MHCs (Major Histocompatibility Complex) present antigens to T-cell receptors (TCRs). TCRs cannot recognize an antigen unless it is presented by the MHC. When the TCR binds to the correct antigen-MHC complex the T-cell is activated. There are 2 main types of MHC, MHC I and MHC II. MHC I is present on all nucleated cells and activates CD8 T-cells. MHC II is present primarily on antigen presenting cells (APC) and activates CD4 T-cells. These APCs phagocytose extracellular pathogens, break them up into fragments, and then present those fragments on their surface MHC II for CD4 T-cells to recognize.

An antigen independent signal called the co-stimulatory signal is also required as well. Here CD28 surface molecules on the T-cell recognize B7 surface molecules on the APC. CD8 T-cells are activated by an interaction with a cell that has an intercellular infection. This infected cell can be of almost any type. The antigen is presented on the surface MHC I of the infected cell. To become active the CD8 cell must recognize the antigen and MHC. Both CD8 and CD4 cells require the same co-stimulatory signal ( B7 binding to CD28 ).

As for B-cells, there are 2 ways it can be activated, they are:

T-cell dependent B-cell activation in which inactive B-cell phagocytoses an extracellular pathogen and acts as the APC by presenting a fragment of the pathogen on its MHC II to the inactive T-cell,  this leads to activation of the T-cell which then releases cytokines to active the B-cell.

T-Cell Independent B-cell Activation in which free floating antigen binds directly to the antiboies (B-cell Receptors) on the surface of the B-cell.

4. Plasma cells secrete antibodies.

Plasma cells are fully differentiated B-lymphocyte which produces a single type of antibody.

5. The Thymus is considered a primary lymphoid organ.

The thymus gland is the main organ of lymphatic system. The primary function of Thymus is to promote the development of T-cells.
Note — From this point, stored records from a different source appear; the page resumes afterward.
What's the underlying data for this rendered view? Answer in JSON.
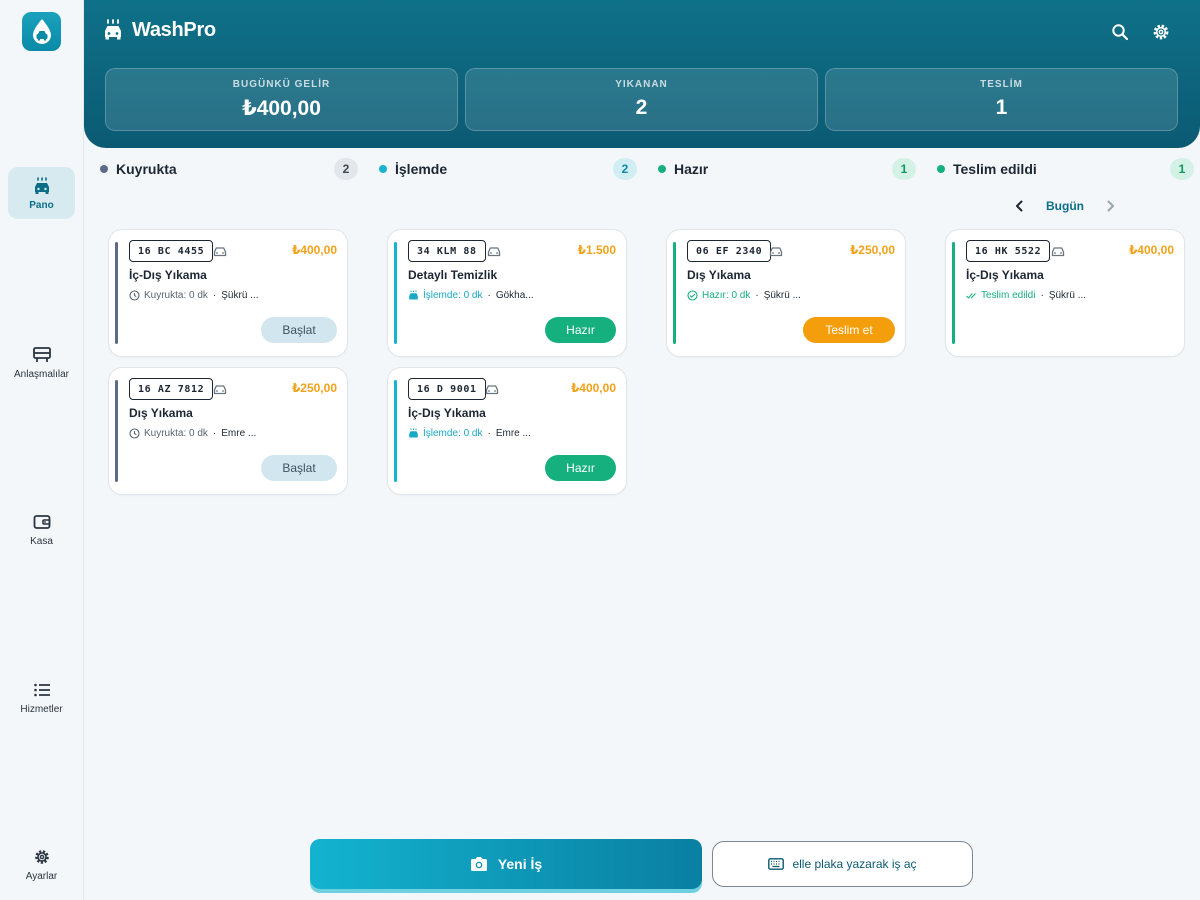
{
  "app": {
    "name": "WashPro"
  },
  "sidebar": {
    "items": [
      {
        "label": "Pano",
        "icon": "car-wash-icon",
        "active": true
      },
      {
        "label": "Anlaşmalılar",
        "icon": "contract-icon",
        "active": false
      },
      {
        "label": "Kasa",
        "icon": "wallet-icon",
        "active": false
      },
      {
        "label": "Hizmetler",
        "icon": "list-icon",
        "active": false
      },
      {
        "label": "Ayarlar",
        "icon": "gear-icon",
        "active": false
      }
    ]
  },
  "stats": [
    {
      "label": "BUGÜNKÜ GELİR",
      "value": "₺400,00"
    },
    {
      "label": "YIKANAN",
      "value": "2"
    },
    {
      "label": "TESLİM",
      "value": "1"
    }
  ],
  "columns": [
    {
      "title": "Kuyrukta",
      "count": "2",
      "color": "#5f6b86"
    },
    {
      "title": "İşlemde",
      "count": "2",
      "color": "#18b4cf"
    },
    {
      "title": "Hazır",
      "count": "1",
      "color": "#16b07f"
    },
    {
      "title": "Teslim edildi",
      "count": "1",
      "color": "#16b07f"
    }
  ],
  "date_nav": {
    "label": "Bugün"
  },
  "cards": {
    "queued": [
      {
        "plate": "16 BC 4455",
        "price": "₺400,00",
        "service": "İç-Dış Yıkama",
        "status": "Kuyrukta: 0 dk",
        "person": "Şükrü ...",
        "action": "Başlat"
      },
      {
        "plate": "16 AZ 7812",
        "price": "₺250,00",
        "service": "Dış Yıkama",
        "status": "Kuyrukta: 0 dk",
        "person": "Emre ...",
        "action": "Başlat"
      }
    ],
    "in_progress": [
      {
        "plate": "34 KLM 88",
        "price": "₺1.500",
        "service": "Detaylı Temizlik",
        "status": "İşlemde: 0 dk",
        "person": "Gökha...",
        "action": "Hazır"
      },
      {
        "plate": "16 D 9001",
        "price": "₺400,00",
        "service": "İç-Dış Yıkama",
        "status": "İşlemde: 0 dk",
        "person": "Emre ...",
        "action": "Hazır"
      }
    ],
    "ready": [
      {
        "plate": "06 EF 2340",
        "price": "₺250,00",
        "service": "Dış Yıkama",
        "status": "Hazır: 0 dk",
        "person": "Şükrü ...",
        "action": "Teslim et"
      }
    ],
    "delivered": [
      {
        "plate": "16 HK 5522",
        "price": "₺400,00",
        "service": "İç-Dış Yıkama",
        "status": "Teslim edildi",
        "person": "Şükrü ..."
      }
    ]
  },
  "bottom": {
    "primary_label": "Yeni İş",
    "secondary_label": "elle plaka yazarak iş aç"
  },
  "colors": {
    "accent": "#0b6e88",
    "price": "#f0a21a",
    "ready_green": "#16b07f",
    "delivered_orange": "#f59e0b"
  }
}
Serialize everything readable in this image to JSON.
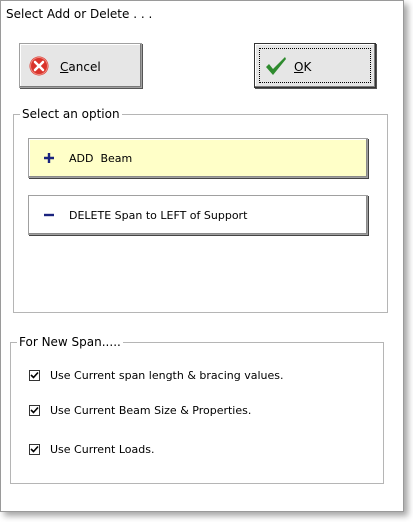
{
  "window": {
    "title": "Select Add or Delete . . ."
  },
  "buttons": {
    "cancel": {
      "label_first": "C",
      "label_rest": "ancel",
      "icon": "cancel-x-icon"
    },
    "ok": {
      "label_first": "O",
      "label_rest": "K",
      "icon": "checkmark-icon"
    }
  },
  "options_group": {
    "legend": "Select an option",
    "options": [
      {
        "label": "ADD  Beam",
        "icon": "plus-icon",
        "highlight_color": "#ffffc8"
      },
      {
        "label": "DELETE Span to LEFT of Support",
        "icon": "minus-icon"
      }
    ]
  },
  "new_span_group": {
    "legend": "For New Span.....",
    "checkboxes": [
      {
        "label": "Use Current span length & bracing values.",
        "checked": true
      },
      {
        "label": "Use Current Beam Size & Properties.",
        "checked": true
      },
      {
        "label": "Use Current Loads.",
        "checked": true
      }
    ]
  },
  "colors": {
    "cancel_red": "#d9332b",
    "ok_green": "#2e8b2e",
    "icon_blue": "#1a237e"
  }
}
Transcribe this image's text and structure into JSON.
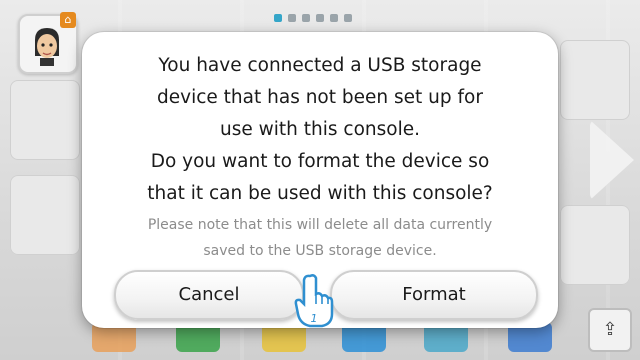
{
  "dialog": {
    "message_lines": [
      "You have connected a USB storage",
      "device that has not been set up for",
      "use with this console.",
      "Do you want to format the device so",
      "that it can be used with this console?"
    ],
    "note_lines": [
      "Please note that this will delete all data currently",
      "saved to the USB storage device."
    ],
    "cancel_label": "Cancel",
    "format_label": "Format"
  },
  "pointer": {
    "player_number": "1"
  },
  "background": {
    "page_dot_count": 6,
    "active_page": 1,
    "accent_color": "#35a6c9"
  }
}
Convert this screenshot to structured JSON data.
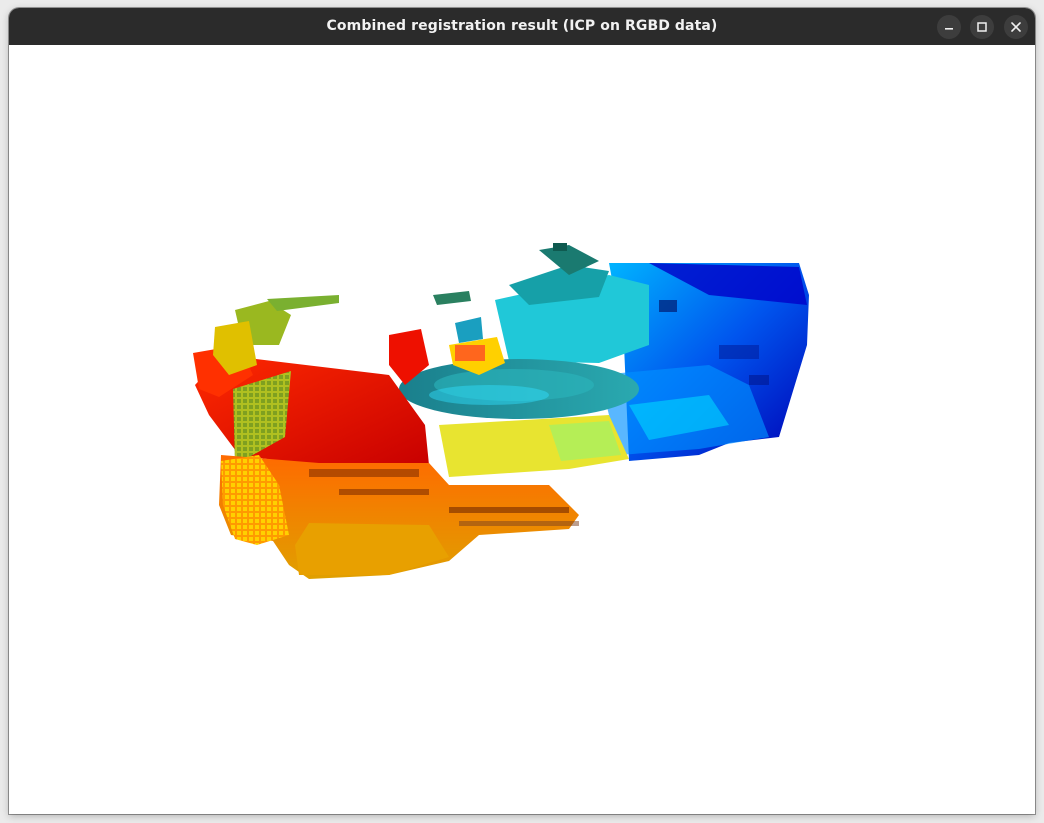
{
  "window": {
    "title": "Combined registration result (ICP on RGBD data)"
  },
  "window_controls": {
    "minimize_icon": "minimize-icon",
    "maximize_icon": "maximize-icon",
    "close_icon": "close-icon"
  },
  "colors": {
    "titlebar": "#2b2b2b",
    "title_text": "#f2f2f2",
    "canvas_background": "#ffffff",
    "colormap": [
      "#0000b4",
      "#0066ff",
      "#00e5ff",
      "#1e8c96",
      "#d8f040",
      "#ffd200",
      "#ff8c00",
      "#ff1400",
      "#b40000"
    ]
  }
}
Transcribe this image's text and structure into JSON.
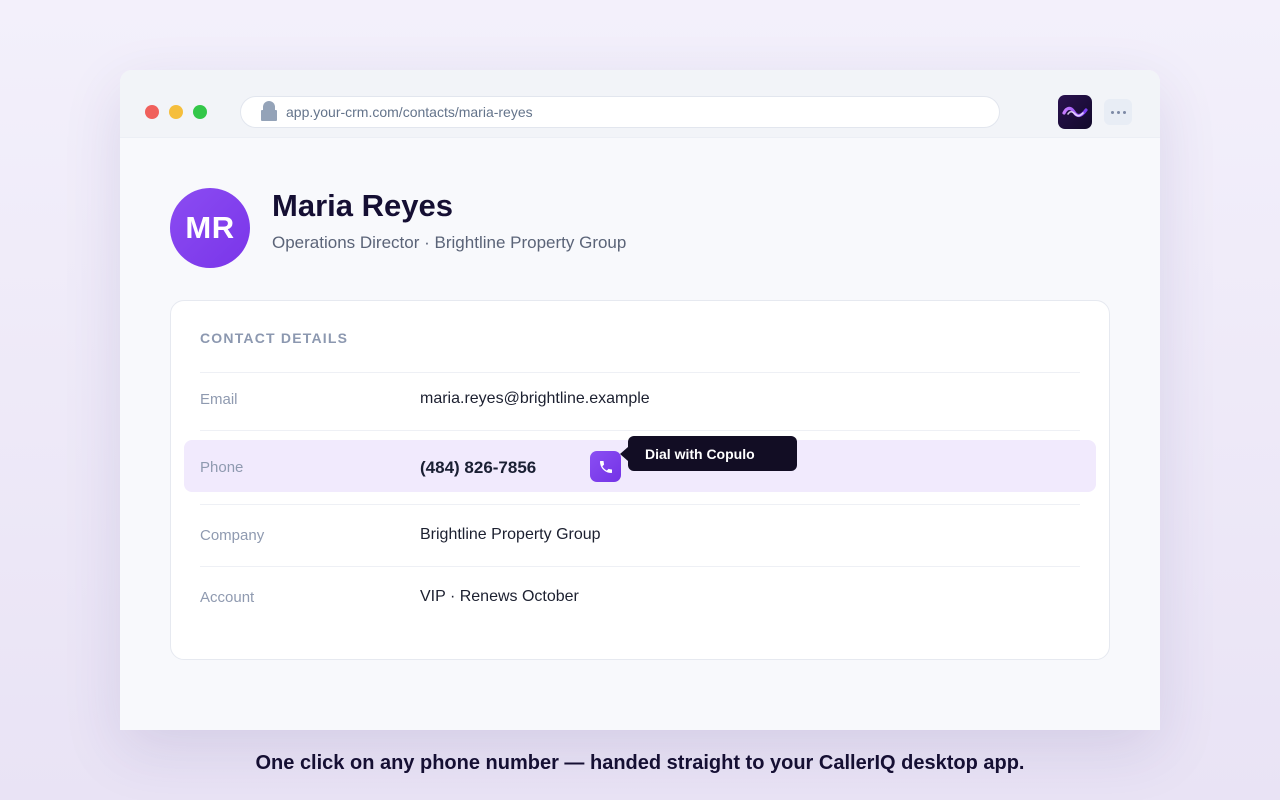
{
  "browser": {
    "url": "app.your-crm.com/contacts/maria-reyes",
    "extension_icon": "callerIQ-wave-logo-icon",
    "menu_icon": "more-horizontal-icon"
  },
  "contact": {
    "initials": "MR",
    "name": "Maria Reyes",
    "role": "Operations Director",
    "separator": "·",
    "company": "Brightline Property Group"
  },
  "details": {
    "title": "CONTACT DETAILS",
    "rows": [
      {
        "label": "Email",
        "value": "maria.reyes@brightline.example"
      },
      {
        "label": "Phone",
        "value": "(484) 826-7856"
      },
      {
        "label": "Company",
        "value": "Brightline Property Group"
      },
      {
        "label": "Account",
        "value": "VIP · Renews October"
      }
    ],
    "dial_icon": "phone-icon",
    "tooltip": "Dial with Copulo"
  },
  "caption": "One click on any phone number — handed straight to your CallerIQ desktop app.",
  "colors": {
    "accent": "#7c3aed",
    "highlight_row": "#f1eafd",
    "tooltip_bg": "#120d24",
    "traffic_red": "#f0605c",
    "traffic_yellow": "#f5be3c",
    "traffic_green": "#33c749"
  }
}
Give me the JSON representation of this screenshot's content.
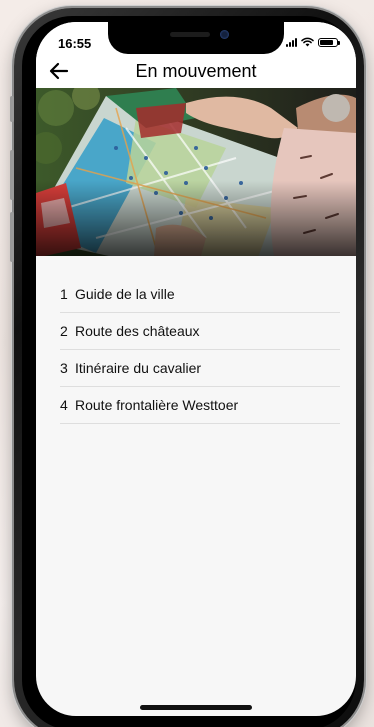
{
  "status": {
    "time": "16:55"
  },
  "nav": {
    "title": "En mouvement"
  },
  "hero": {
    "icon": "city-map-photo"
  },
  "list": {
    "items": [
      {
        "number": "1",
        "label": "Guide de la ville"
      },
      {
        "number": "2",
        "label": "Route des châteaux"
      },
      {
        "number": "3",
        "label": "Itinéraire du cavalier"
      },
      {
        "number": "4",
        "label": "Route frontalière Westtoer"
      }
    ]
  },
  "colors": {
    "screen_bg": "#f7f7f7",
    "nav_bg": "#ffffff",
    "divider": "#dedede",
    "text": "#111111"
  }
}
Whereas spleen and lymph nodes are secondary lymphoid organ.

6. Circulation of lymphocytes increases the chance of finding their specific antigen, or an APC displaying their specific antigen.

There are three types of lymphocytes, known as T cells, B cells, and Natural killer cells. T and B cells recognize antigens and is able to bind with them. Natural killer cells are also know as cytotoxic as they have the ability to kill other cells.

7. Helper T cells can help stimulate: B lymphocytes, macrophages, and T lymphocytes.

Helper T cells themselves, however, can only function when activated to become effector cells. they are activated on the surface of APCs, which mature during the innate immune responses triggered by an infection.

8. True, after a bone marrow transplant, the recipient's blood type may change to the blood type of the donor.

Bone marrow transplants are extensively matched in order to prevent rejection. However, because the Human leukocyte antigen (HLA) matching doesn't utilize blood type and the recipient's marrow is destroyed in the process, then is the donor's marrow produces different red blood cells, then the recipient's blood type may change to the blood type of the donor, with time.